There are times when patience and contemplative quiet wear thin, when despair and rage and tedium combine to overthrow the settled mind and to torture the tired heart.  When one wearies of the world and those in it . . . when even beauty and art can barely restrain the looming indifference.  Comes down the darkness and Melancholy opens her all too inviting and long familiar bosom . . .

HamletOnce you realize that there is no changing the world, and that very few individuals even notice your existence, that the ideals of humanity have little to do with, or effect on, the reality of life on this planet; then what is left?

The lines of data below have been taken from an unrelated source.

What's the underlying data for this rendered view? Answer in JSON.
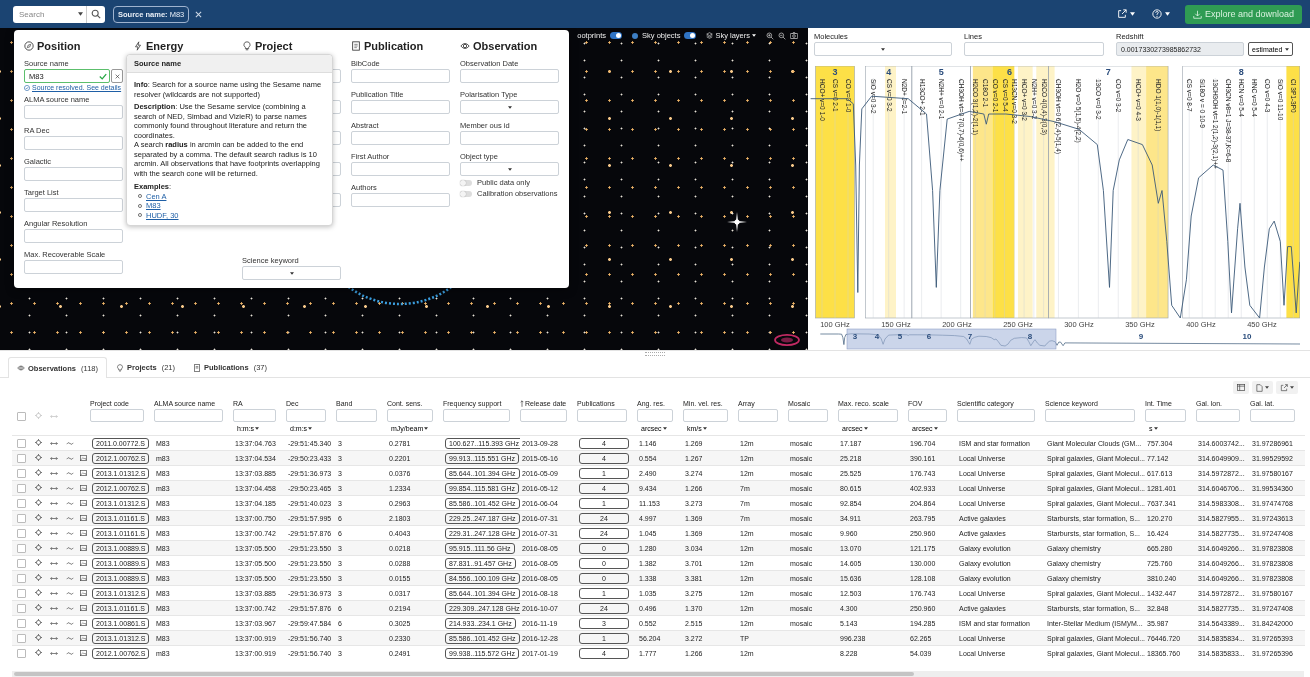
{
  "topbar": {
    "search_placeholder": "Search",
    "filter_chip": "**Source name:** M83",
    "explore_button": "Explore and download"
  },
  "sky": {
    "footprints_label": "ootprints",
    "footprints_on": true,
    "objects_label": "Sky objects",
    "objects_on": true,
    "layers_label": "Sky layers"
  },
  "search_panel": {
    "sections": [
      {
        "kind": "position",
        "title": "Position",
        "fields": [
          {
            "kind": "resolved",
            "label": "Source name",
            "value": "M83",
            "note": "Source resolved. See details"
          },
          {
            "kind": "text",
            "label": "ALMA source name"
          },
          {
            "kind": "text",
            "label": "RA Dec"
          },
          {
            "kind": "text",
            "label": "Galactic"
          },
          {
            "kind": "text",
            "label": "Target List"
          },
          {
            "kind": "text",
            "label": "Angular Resolution"
          },
          {
            "kind": "text",
            "label": "Max. Recoverable Scale"
          }
        ]
      },
      {
        "kind": "energy",
        "title": "Energy"
      },
      {
        "kind": "project",
        "title": "Project",
        "fields": [
          {
            "kind": "text"
          },
          {
            "kind": "text"
          },
          {
            "kind": "text"
          },
          {
            "kind": "text"
          },
          {
            "kind": "text"
          },
          {
            "kind": "select",
            "label": "Science keyword"
          }
        ]
      },
      {
        "kind": "publication",
        "title": "Publication",
        "fields": [
          {
            "kind": "text",
            "label": "BibCode"
          },
          {
            "kind": "text",
            "label": "Publication Title"
          },
          {
            "kind": "text",
            "label": "Abstract"
          },
          {
            "kind": "text",
            "label": "First Author"
          },
          {
            "kind": "text",
            "label": "Authors"
          }
        ]
      },
      {
        "kind": "observation",
        "title": "Observation",
        "fields": [
          {
            "kind": "text",
            "label": "Observation Date"
          },
          {
            "kind": "select",
            "label": "Polarisation Type"
          },
          {
            "kind": "text",
            "label": "Member ous id"
          },
          {
            "kind": "select",
            "label": "Object type"
          },
          {
            "kind": "toggle",
            "label": "Public data only",
            "on": false
          },
          {
            "kind": "toggle",
            "label": "Calibration observations",
            "on": false
          }
        ]
      }
    ],
    "tooltip": {
      "title": "Source name",
      "paragraphs": [
        "**Info**: Search for a source name using the Sesame name resolver (wildcards are not supported)",
        "**Description**: Use the Sesame service (combining a search of NED, Simbad and VizieR) to parse names commonly found throughout literature and return the coordinates.",
        "A search **radius** in arcmin can be added to the end separated by a comma. The default search radius is 10 arcmin. All observations that have footprints overlapping with the search cone will be returned."
      ],
      "examples_label": "**Examples**:",
      "examples": [
        "Cen A",
        "M83",
        "HUDF, 30"
      ]
    }
  },
  "spectrum": {
    "molecules_label": "Molecules",
    "lines_label": "Lines",
    "redshift_label": "Redshift",
    "redshift_value": "0.0017330273985862732",
    "redshift_mode": "estimated",
    "bands": [
      {
        "label": "3",
        "lines": [
          "HCO+ v=0 1-0",
          "CS v=0 2-1",
          "CO v=0 1-0"
        ]
      },
      {
        "label": "4",
        "lines": [
          "SiO v=0 3-2",
          "CS v=0 3-2",
          "N2D+ J=2-1"
        ]
      },
      {
        "label": "5",
        "lines": [
          "H13CO+ 2-1",
          "N2H+ v=0 2-1",
          "CH3OH vt=0 7(0,7)-6(0,6)++"
        ]
      },
      {
        "label": "6",
        "lines": [
          "H2CO 3(1,2)-2(1,1)",
          "C18O 2-1",
          "CO v=0 2-1",
          "CS v=0 5-4",
          "H13CN v=0 3-2",
          "HCO+ v=0 3-2",
          "N2H+ v=0 3-2",
          "H2CO 4(0,4)-3(0,3)"
        ]
      },
      {
        "label": "7",
        "lines": [
          "CH3OH vt=0 6(2,4)-5(1,4)",
          "H2O v=0 5(1,5)-4(2,2)",
          "13CO v=0 3-2",
          "CO v=0 3-2",
          "HCO+ v=0 4-3",
          "HDO 1(1,0)-1(1,1)"
        ]
      },
      {
        "label": "8",
        "lines": [
          "CS v=0 8-7",
          "Si18O v = 0 10-9",
          "13CH3OH vt=1 2(1,2)-3(2,1)++",
          "CH3CN v8=1 J=38-37,K=6-8",
          "HCN v=0 5-4",
          "HNC v=0 5-4",
          "CO v=0 4-3",
          "SiO v=0 11-10",
          "CI 3P1-3P0"
        ]
      }
    ],
    "xticks": [
      "100 GHz",
      "150 GHz",
      "200 GHz",
      "250 GHz",
      "300 GHz",
      "350 GHz",
      "400 GHz",
      "450 GHz"
    ],
    "overview_bands": [
      "3",
      "4",
      "5",
      "6",
      "7",
      "8",
      "9",
      "10"
    ]
  },
  "results": {
    "select_all": false,
    "tabs": [
      {
        "kind": "observations",
        "label": "Observations",
        "count": "(118)",
        "selected": true
      },
      {
        "kind": "projects",
        "label": "Projects",
        "count": "(21)",
        "selected": false
      },
      {
        "kind": "publications",
        "label": "Publications",
        "count": "(37)",
        "selected": false
      }
    ],
    "columns": [
      {
        "label": "Project code",
        "kind": "chip",
        "sorted": false
      },
      {
        "label": "ALMA source name",
        "kind": "text",
        "sorted": false
      },
      {
        "label": "RA",
        "kind": "text",
        "unit": "h:m:s",
        "sorted": false
      },
      {
        "label": "Dec",
        "kind": "text",
        "unit": "d:m:s",
        "sorted": false
      },
      {
        "label": "Band",
        "kind": "text",
        "sorted": false
      },
      {
        "label": "Cont. sens.",
        "kind": "text",
        "unit": "mJy/beam",
        "sorted": false
      },
      {
        "label": "Frequency support",
        "kind": "chip",
        "sorted": false
      },
      {
        "label": "Release date",
        "kind": "text",
        "sorted": true
      },
      {
        "label": "Publications",
        "kind": "chip",
        "sorted": false
      },
      {
        "label": "Ang. res.",
        "kind": "text",
        "unit": "arcsec",
        "sorted": false
      },
      {
        "label": "Min. vel. res.",
        "kind": "text",
        "unit": "km/s",
        "sorted": false
      },
      {
        "label": "Array",
        "kind": "text",
        "sorted": false
      },
      {
        "label": "Mosaic",
        "kind": "text",
        "sorted": false
      },
      {
        "label": "Max. reco. scale",
        "kind": "text",
        "unit": "arcsec",
        "sorted": false
      },
      {
        "label": "FOV",
        "kind": "text",
        "unit": "arcsec",
        "sorted": false
      },
      {
        "label": "Scientific category",
        "kind": "text",
        "sorted": false
      },
      {
        "label": "Science keyword",
        "kind": "text",
        "sorted": false
      },
      {
        "label": "Int. Time",
        "kind": "text",
        "unit": "s",
        "sorted": false
      },
      {
        "label": "Gal. lon.",
        "kind": "text",
        "sorted": false
      },
      {
        "label": "Gal. lat.",
        "kind": "text",
        "sorted": false
      }
    ],
    "rows": [
      {
        "selected": false,
        "preview": false,
        "cells": [
          "2011.0.00772.S",
          "M83",
          "13:37:04.763",
          "-29:51:45.340",
          "3",
          "0.2781",
          "100.627..115.393 GHz",
          "2013-09-28",
          "4",
          "1.146",
          "1.269",
          "12m",
          "mosaic",
          "17.187",
          "196.704",
          "ISM and star formation",
          "Giant Molecular Clouds (GM...",
          "757.304",
          "314.6003742...",
          "31.97286961"
        ]
      },
      {
        "selected": false,
        "preview": true,
        "cells": [
          "2012.1.00762.S",
          "m83",
          "13:37:04.534",
          "-29:50:23.433",
          "3",
          "0.2201",
          "99.913..115.551 GHz",
          "2015-05-16",
          "4",
          "0.554",
          "1.267",
          "12m",
          "mosaic",
          "25.218",
          "390.161",
          "Local Universe",
          "Spiral galaxies, Giant Molecul...",
          "77.142",
          "314.6049909...",
          "31.99529592"
        ]
      },
      {
        "selected": false,
        "preview": true,
        "cells": [
          "2013.1.01312.S",
          "M83",
          "13:37:03.885",
          "-29:51:36.973",
          "3",
          "0.0376",
          "85.644..101.394 GHz",
          "2016-05-09",
          "1",
          "2.490",
          "3.274",
          "12m",
          "mosaic",
          "25.525",
          "176.743",
          "Local Universe",
          "Spiral galaxies, Giant Molecul...",
          "617.613",
          "314.5972872...",
          "31.97580167"
        ]
      },
      {
        "selected": false,
        "preview": true,
        "cells": [
          "2012.1.00762.S",
          "m83",
          "13:37:04.458",
          "-29:50:23.465",
          "3",
          "1.2334",
          "99.854..115.581 GHz",
          "2016-05-12",
          "4",
          "9.434",
          "1.266",
          "7m",
          "mosaic",
          "80.615",
          "402.933",
          "Local Universe",
          "Spiral galaxies, Giant Molecul...",
          "1281.401",
          "314.6046706...",
          "31.99534360"
        ]
      },
      {
        "selected": false,
        "preview": true,
        "cells": [
          "2013.1.01312.S",
          "M83",
          "13:37:04.185",
          "-29:51:40.023",
          "3",
          "0.2963",
          "85.586..101.452 GHz",
          "2016-06-04",
          "1",
          "11.153",
          "3.273",
          "7m",
          "mosaic",
          "92.854",
          "204.864",
          "Local Universe",
          "Spiral galaxies, Giant Molecul...",
          "7637.341",
          "314.5983308...",
          "31.97474768"
        ]
      },
      {
        "selected": false,
        "preview": true,
        "cells": [
          "2013.1.01161.S",
          "M83",
          "13:37:00.750",
          "-29:51:57.995",
          "6",
          "2.1803",
          "229.25..247.187 GHz",
          "2016-07-31",
          "24",
          "4.997",
          "1.369",
          "7m",
          "mosaic",
          "34.911",
          "263.795",
          "Active galaxies",
          "Starbursts, star formation, S...",
          "120.270",
          "314.5827955...",
          "31.97243613"
        ]
      },
      {
        "selected": false,
        "preview": true,
        "cells": [
          "2013.1.01161.S",
          "M83",
          "13:37:00.742",
          "-29:51:57.876",
          "6",
          "0.4043",
          "229.31..247.128 GHz",
          "2016-07-31",
          "24",
          "1.045",
          "1.369",
          "12m",
          "mosaic",
          "9.960",
          "250.960",
          "Active galaxies",
          "Starbursts, star formation, S...",
          "16.424",
          "314.5827735...",
          "31.97247408"
        ]
      },
      {
        "selected": false,
        "preview": true,
        "cells": [
          "2013.1.00889.S",
          "M83",
          "13:37:05.500",
          "-29:51:23.550",
          "3",
          "0.0218",
          "95.915..111.56 GHz",
          "2016-08-05",
          "0",
          "1.280",
          "3.034",
          "12m",
          "mosaic",
          "13.070",
          "121.175",
          "Galaxy evolution",
          "Galaxy chemistry",
          "665.280",
          "314.6049266...",
          "31.97823808"
        ]
      },
      {
        "selected": false,
        "preview": true,
        "cells": [
          "2013.1.00889.S",
          "M83",
          "13:37:05.500",
          "-29:51:23.550",
          "3",
          "0.0288",
          "87.831..91.457 GHz",
          "2016-08-05",
          "0",
          "1.382",
          "3.701",
          "12m",
          "mosaic",
          "14.605",
          "130.000",
          "Galaxy evolution",
          "Galaxy chemistry",
          "725.760",
          "314.6049266...",
          "31.97823808"
        ]
      },
      {
        "selected": false,
        "preview": true,
        "cells": [
          "2013.1.00889.S",
          "M83",
          "13:37:05.500",
          "-29:51:23.550",
          "3",
          "0.0155",
          "84.556..100.109 GHz",
          "2016-08-05",
          "0",
          "1.338",
          "3.381",
          "12m",
          "mosaic",
          "15.636",
          "128.108",
          "Galaxy evolution",
          "Galaxy chemistry",
          "3810.240",
          "314.6049266...",
          "31.97823808"
        ]
      },
      {
        "selected": false,
        "preview": true,
        "cells": [
          "2013.1.01312.S",
          "M83",
          "13:37:03.885",
          "-29:51:36.973",
          "3",
          "0.0317",
          "85.644..101.394 GHz",
          "2016-08-18",
          "1",
          "1.035",
          "3.275",
          "12m",
          "mosaic",
          "12.503",
          "176.743",
          "Local Universe",
          "Spiral galaxies, Giant Molecul...",
          "1432.447",
          "314.5972872...",
          "31.97580167"
        ]
      },
      {
        "selected": false,
        "preview": true,
        "cells": [
          "2013.1.01161.S",
          "M83",
          "13:37:00.742",
          "-29:51:57.876",
          "6",
          "0.2194",
          "229.309..247.128 GHz",
          "2016-10-07",
          "24",
          "0.496",
          "1.370",
          "12m",
          "mosaic",
          "4.300",
          "250.960",
          "Active galaxies",
          "Starbursts, star formation, S...",
          "32.848",
          "314.5827735...",
          "31.97247408"
        ]
      },
      {
        "selected": false,
        "preview": true,
        "cells": [
          "2013.1.00861.S",
          "M83",
          "13:37:03.967",
          "-29:59:47.584",
          "6",
          "0.3025",
          "214.933..234.1 GHz",
          "2016-11-19",
          "3",
          "0.552",
          "2.515",
          "12m",
          "mosaic",
          "5.143",
          "194.285",
          "ISM and star formation",
          "Inter-Stellar Medium (ISM)/M...",
          "35.987",
          "314.5643389...",
          "31.84242000"
        ]
      },
      {
        "selected": false,
        "preview": true,
        "cells": [
          "2013.1.01312.S",
          "M83",
          "13:37:00.919",
          "-29:51:56.740",
          "3",
          "0.2330",
          "85.586..101.452 GHz",
          "2016-12-28",
          "1",
          "56.204",
          "3.272",
          "TP",
          null,
          "996.238",
          "62.265",
          "Local Universe",
          "Spiral galaxies, Giant Molecul...",
          "76446.720",
          "314.5835834...",
          "31.97265393"
        ]
      },
      {
        "selected": false,
        "preview": true,
        "cells": [
          "2012.1.00762.S",
          "m83",
          "13:37:00.919",
          "-29:51:56.740",
          "3",
          "0.2491",
          "99.938..115.572 GHz",
          "2017-01-19",
          "4",
          "1.777",
          "1.266",
          "12m",
          null,
          "8.228",
          "54.039",
          "Local Universe",
          "Spiral galaxies, Giant Molecul...",
          "18365.760",
          "314.5835833...",
          "31.97265396"
        ]
      }
    ]
  }
}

". . .For who would bear the whips and scorns of time,
Th' oppressor's wrong, the proud man's contumely
The pangs of despised love, the law's delay,
The insolence of office, and the spurns
That patient merit of th' unworthy takes,
When he himself might his quietus make
With a bare bodkin? Who would fardels bear,
To grunt and sweat under a weary life,
But that the dread of something after death,
The undiscovered country, from whose bourn
No traveller returns, puzzles the will,
And makes us rather bear those ills we have
Than fly to others that we know not of?
Thus conscience does make cowards of us all . . ."
(William Shakespeare, Hamlet)

The embattled seclusion and delusion (for Hamlet really is going mad even while he pretends to play at it) exampled in Shakespeare's play and the questioning of the paradoxes of life is all there is left to the thinking mind, and so our heart must save us.






To Passion

An acolyte to a chimerical image
I adore a slatternly goddess
Whose temples are dark rain glutted alleys
And the shadowed depths of human eyes
For want of her I devour my own soul
In inked night hours and deep brooding clouds
The dolorous reeling beauty of drink
And fever'd dreams of melancholy lust

Not in dear poetry condolence find
Nor Lethe's sad draught of forgetfullness
Holy incense, sickly-sweet, quenches nought.
I desire my cruel mistress more than hope
A balm long empty. In my spurn'd spiritless heart
Yet burn the hellfire coals of her votive flame.